The bill has little chance of passing the Senate and no chance of being signed into law.  Still, the action by the House is appalling.  The majority seems more than willing to sacrifice clean water and wildlife in order to please their corporate contributors.

Perhaps the most distressing part of this is the lip service these Congressmen pay to “the sportsman.” Of the 262 who voted and/or cosponsored this bill, 198 are members of the Congressional Sportsmen’s Caucus.  That’s the group that claims “to protect and advance the interests of sportsmen and women through policies that address sportsmen’s conservation issues such as hunting, recreational angling and shooting and trapping.”

I’m an avid waterfowler, so the future of the prairie potholes concerns me.  I’m an avid pheasant hunter, so the winter cover those potholes provide is a matter of some interest to me as well.  I like to fish for trout in the high country, which means I’m a supporter of good water quality in the West.  One of these days, I hope to get over toward the coast and wet a fly for steelhead, so I like to think those rivers will be clear and full of fish when I get there.  In short, I’m a sportsman, so I care about clean water.  Nor do I think I’m alone in this concern— tens of millions of other hunters and anglers recognize that we can’t have wildlife without water.  It’s an ecological fact that even the members of the Congressional Sportsmen’s Caucus ought to be able to understand.

We’ve tried cleaning up our streams and protecting our wetlands state by state— it doesn’t work.  The quality of our water affects us all; it’s a national issue and it requires a national solution.

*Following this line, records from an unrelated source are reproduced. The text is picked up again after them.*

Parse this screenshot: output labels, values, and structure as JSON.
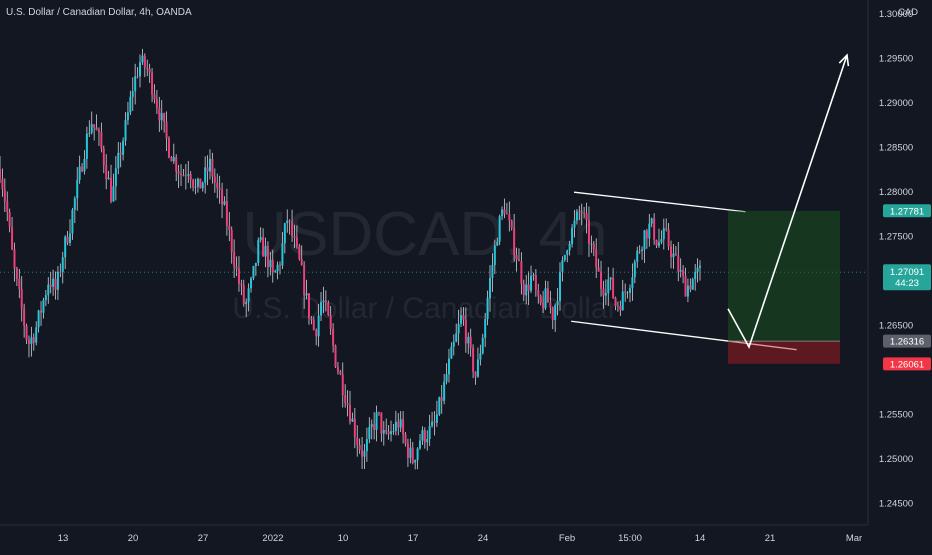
{
  "header": {
    "symbol_line": "U.S. Dollar / Canadian Dollar, 4h, OANDA"
  },
  "watermark": {
    "ticker": "USDCAD, 4h",
    "name": "U.S. Dollar / Canadian Dollar"
  },
  "chart_data": {
    "type": "candlestick",
    "currency_label": "CAD",
    "y_ticks": [
      "1.30000",
      "1.29500",
      "1.29000",
      "1.28500",
      "1.28000",
      "1.27500",
      "1.26500",
      "1.25500",
      "1.25000",
      "1.24500"
    ],
    "y_tick_values": [
      1.3,
      1.295,
      1.29,
      1.285,
      1.28,
      1.275,
      1.265,
      1.255,
      1.25,
      1.245
    ],
    "ylim": [
      1.2425,
      1.3015
    ],
    "x_ticks": [
      "13",
      "20",
      "27",
      "2022",
      "10",
      "17",
      "24",
      "Feb",
      "15:00",
      "14",
      "21",
      "Mar"
    ],
    "x_tick_slots": [
      9,
      19,
      29,
      39,
      49,
      59,
      69,
      81,
      90,
      100,
      110,
      122
    ],
    "x_slot_range": [
      0,
      124
    ],
    "current_price": 1.27091,
    "current_price_label": "1.27091",
    "countdown": "44:23",
    "take_profit": 1.27781,
    "take_profit_label": "1.27781",
    "entry": 1.26316,
    "entry_label": "1.26316",
    "stop_loss": 1.26061,
    "stop_loss_label": "1.26061",
    "close_path": [
      [
        0,
        1.2825
      ],
      [
        1,
        1.2778
      ],
      [
        2,
        1.2712
      ],
      [
        3,
        1.2671
      ],
      [
        4,
        1.2628
      ],
      [
        5,
        1.2642
      ],
      [
        6,
        1.2671
      ],
      [
        7,
        1.2702
      ],
      [
        8,
        1.2688
      ],
      [
        9,
        1.2731
      ],
      [
        10,
        1.2762
      ],
      [
        11,
        1.2803
      ],
      [
        12,
        1.2845
      ],
      [
        13,
        1.288
      ],
      [
        14,
        1.2862
      ],
      [
        15,
        1.283
      ],
      [
        16,
        1.2792
      ],
      [
        17,
        1.2838
      ],
      [
        18,
        1.2874
      ],
      [
        19,
        1.2918
      ],
      [
        20,
        1.2945
      ],
      [
        21,
        1.2938
      ],
      [
        22,
        1.2912
      ],
      [
        23,
        1.2882
      ],
      [
        24,
        1.2851
      ],
      [
        25,
        1.2833
      ],
      [
        26,
        1.2818
      ],
      [
        27,
        1.2828
      ],
      [
        28,
        1.28
      ],
      [
        29,
        1.2812
      ],
      [
        30,
        1.283
      ],
      [
        31,
        1.2801
      ],
      [
        32,
        1.2781
      ],
      [
        33,
        1.2742
      ],
      [
        34,
        1.2702
      ],
      [
        35,
        1.2669
      ],
      [
        36,
        1.2698
      ],
      [
        37,
        1.2741
      ],
      [
        38,
        1.2731
      ],
      [
        39,
        1.2702
      ],
      [
        40,
        1.2722
      ],
      [
        41,
        1.277
      ],
      [
        42,
        1.2742
      ],
      [
        43,
        1.2712
      ],
      [
        44,
        1.2668
      ],
      [
        45,
        1.264
      ],
      [
        46,
        1.2681
      ],
      [
        47,
        1.2651
      ],
      [
        48,
        1.2608
      ],
      [
        49,
        1.2581
      ],
      [
        50,
        1.2552
      ],
      [
        51,
        1.2521
      ],
      [
        52,
        1.2502
      ],
      [
        53,
        1.2532
      ],
      [
        54,
        1.2548
      ],
      [
        55,
        1.252
      ],
      [
        56,
        1.2531
      ],
      [
        57,
        1.2541
      ],
      [
        58,
        1.2513
      ],
      [
        59,
        1.2498
      ],
      [
        60,
        1.2522
      ],
      [
        61,
        1.2528
      ],
      [
        62,
        1.2535
      ],
      [
        63,
        1.2565
      ],
      [
        64,
        1.2601
      ],
      [
        65,
        1.2631
      ],
      [
        66,
        1.2661
      ],
      [
        67,
        1.2622
      ],
      [
        68,
        1.2591
      ],
      [
        69,
        1.2641
      ],
      [
        70,
        1.27
      ],
      [
        71,
        1.2752
      ],
      [
        72,
        1.2785
      ],
      [
        73,
        1.2752
      ],
      [
        74,
        1.2722
      ],
      [
        75,
        1.2686
      ],
      [
        76,
        1.2705
      ],
      [
        77,
        1.2668
      ],
      [
        78,
        1.2681
      ],
      [
        79,
        1.2661
      ],
      [
        80,
        1.2701
      ],
      [
        81,
        1.2742
      ],
      [
        82,
        1.2761
      ],
      [
        83,
        1.2781
      ],
      [
        84,
        1.2751
      ],
      [
        85,
        1.2721
      ],
      [
        86,
        1.2691
      ],
      [
        87,
        1.2701
      ],
      [
        88,
        1.2671
      ],
      [
        89,
        1.2681
      ],
      [
        90,
        1.2701
      ],
      [
        91,
        1.2728
      ],
      [
        92,
        1.2752
      ],
      [
        93,
        1.2762
      ],
      [
        94,
        1.2741
      ],
      [
        95,
        1.2751
      ],
      [
        96,
        1.2731
      ],
      [
        97,
        1.2711
      ],
      [
        98,
        1.2691
      ],
      [
        99,
        1.2701
      ],
      [
        100,
        1.2709
      ]
    ]
  }
}
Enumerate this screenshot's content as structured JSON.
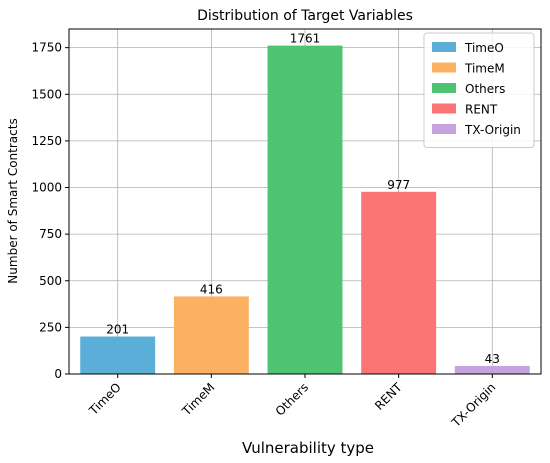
{
  "chart_data": {
    "type": "bar",
    "title": "Distribution of Target Variables",
    "xlabel": "Vulnerability type",
    "ylabel": "Number of Smart Contracts",
    "categories": [
      "TimeO",
      "TimeM",
      "Others",
      "RENT",
      "TX-Origin"
    ],
    "values": [
      201,
      416,
      1761,
      977,
      43
    ],
    "colors": [
      "#5aaed8",
      "#fcb062",
      "#4ec473",
      "#fb7476",
      "#c6a3dc"
    ],
    "ylim": [
      0,
      1850
    ],
    "yticks": [
      0,
      250,
      500,
      750,
      1000,
      1250,
      1500,
      1750
    ],
    "grid": true,
    "legend": {
      "placement": "top-right",
      "entries": [
        "TimeO",
        "TimeM",
        "Others",
        "RENT",
        "TX-Origin"
      ]
    }
  }
}
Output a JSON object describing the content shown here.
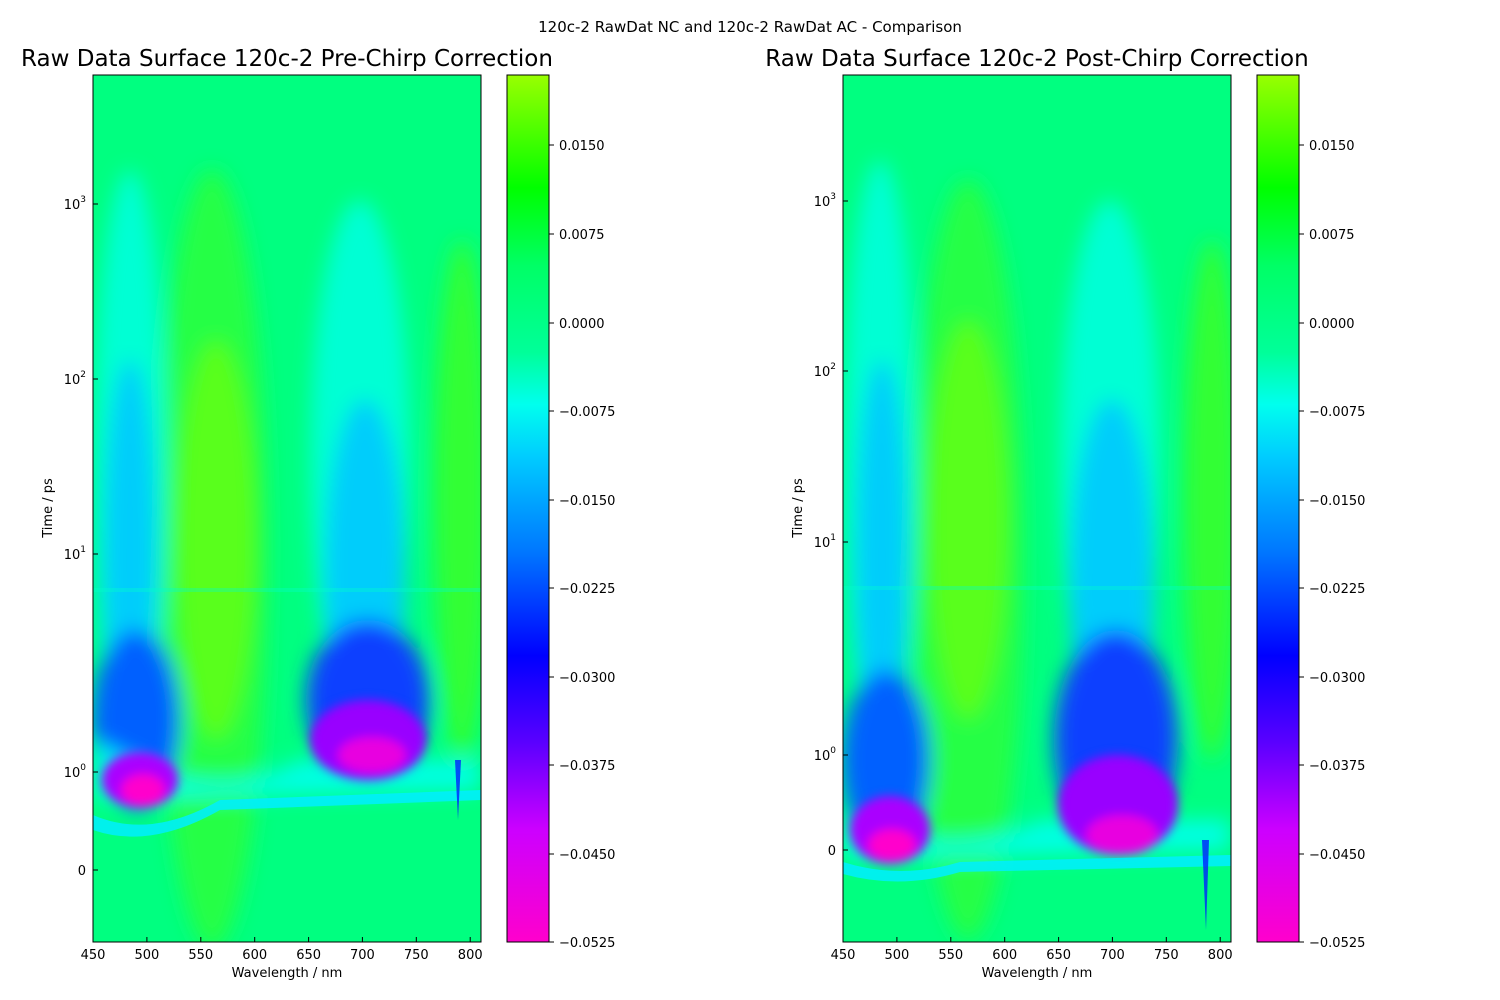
{
  "figure": {
    "suptitle": "120c-2 RawDat NC and 120c-2 RawDat AC - Comparison"
  },
  "chart_data": [
    {
      "type": "heatmap",
      "title": "Raw Data Surface 120c-2 Pre-Chirp Correction",
      "xlabel": "Wavelength / nm",
      "ylabel": "Time / ps",
      "xlim": [
        450,
        810
      ],
      "x_ticks": [
        450,
        500,
        550,
        600,
        650,
        700,
        750,
        800
      ],
      "x_tick_labels": [
        "450",
        "500",
        "550",
        "600",
        "650",
        "700",
        "750",
        "800"
      ],
      "y_scale": "symlog",
      "y_ticks": [
        0,
        1,
        10,
        100,
        1000
      ],
      "y_tick_labels": [
        {
          "base": "0",
          "exp": ""
        },
        {
          "base": "10",
          "exp": "0"
        },
        {
          "base": "10",
          "exp": "1"
        },
        {
          "base": "10",
          "exp": "2"
        },
        {
          "base": "10",
          "exp": "3"
        }
      ],
      "colormap": "gist_rainbow",
      "colorbar": {
        "range": [
          -0.0525,
          0.0225
        ],
        "ticks": [
          0.015,
          0.0075,
          0.0,
          -0.0075,
          -0.015,
          -0.0225,
          -0.03,
          -0.0375,
          -0.045,
          -0.0525
        ],
        "tick_labels": [
          "0.0150",
          "0.0075",
          "0.0000",
          "−0.0075",
          "−0.0150",
          "−0.0225",
          "−0.0300",
          "−0.0375",
          "−0.0450",
          "−0.0525"
        ]
      },
      "features": {
        "bleach_bands_nm": [
          490,
          710
        ],
        "absorption_bands_nm": [
          565,
          800
        ],
        "chirp": true
      }
    },
    {
      "type": "heatmap",
      "title": "Raw Data Surface 120c-2 Post-Chirp Correction",
      "xlabel": "Wavelength / nm",
      "ylabel": "Time / ps",
      "xlim": [
        450,
        810
      ],
      "x_ticks": [
        450,
        500,
        550,
        600,
        650,
        700,
        750,
        800
      ],
      "x_tick_labels": [
        "450",
        "500",
        "550",
        "600",
        "650",
        "700",
        "750",
        "800"
      ],
      "y_scale": "symlog",
      "y_ticks": [
        0,
        1,
        10,
        100,
        1000
      ],
      "y_tick_labels": [
        {
          "base": "0",
          "exp": ""
        },
        {
          "base": "10",
          "exp": "0"
        },
        {
          "base": "10",
          "exp": "1"
        },
        {
          "base": "10",
          "exp": "2"
        },
        {
          "base": "10",
          "exp": "3"
        }
      ],
      "colormap": "gist_rainbow",
      "colorbar": {
        "range": [
          -0.0525,
          0.0225
        ],
        "ticks": [
          0.015,
          0.0075,
          0.0,
          -0.0075,
          -0.015,
          -0.0225,
          -0.03,
          -0.0375,
          -0.045,
          -0.0525
        ],
        "tick_labels": [
          "0.0150",
          "0.0075",
          "0.0000",
          "−0.0075",
          "−0.0150",
          "−0.0225",
          "−0.0300",
          "−0.0375",
          "−0.0450",
          "−0.0525"
        ]
      },
      "features": {
        "bleach_bands_nm": [
          495,
          715
        ],
        "absorption_bands_nm": [
          570,
          800
        ],
        "chirp": false
      }
    }
  ]
}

If you happen to live in Connecticut, Delaware, Hawaii, Maine, or Vermont, your representative didn’t vote for the “Waters of the United States Regulatory Overreach Act.”  If you live anywhere else, there’s a chance he or she did. If you live in Texas, Georgia, Louisiana, Michigan, North Carolina, Oklahoma, the chances are pretty good, and if you live in Utah, Wyoming, North or South Dakota, it’s a certainty.

The next time that glad-handing politician slaps you on the back and tells you what a dyed-in-the-wool nimrod he is, how many mallards he shot last year, how many bass he caught, ask him how he voted on this one.

It takes more than a gun or a fishing pole to make a sportsman.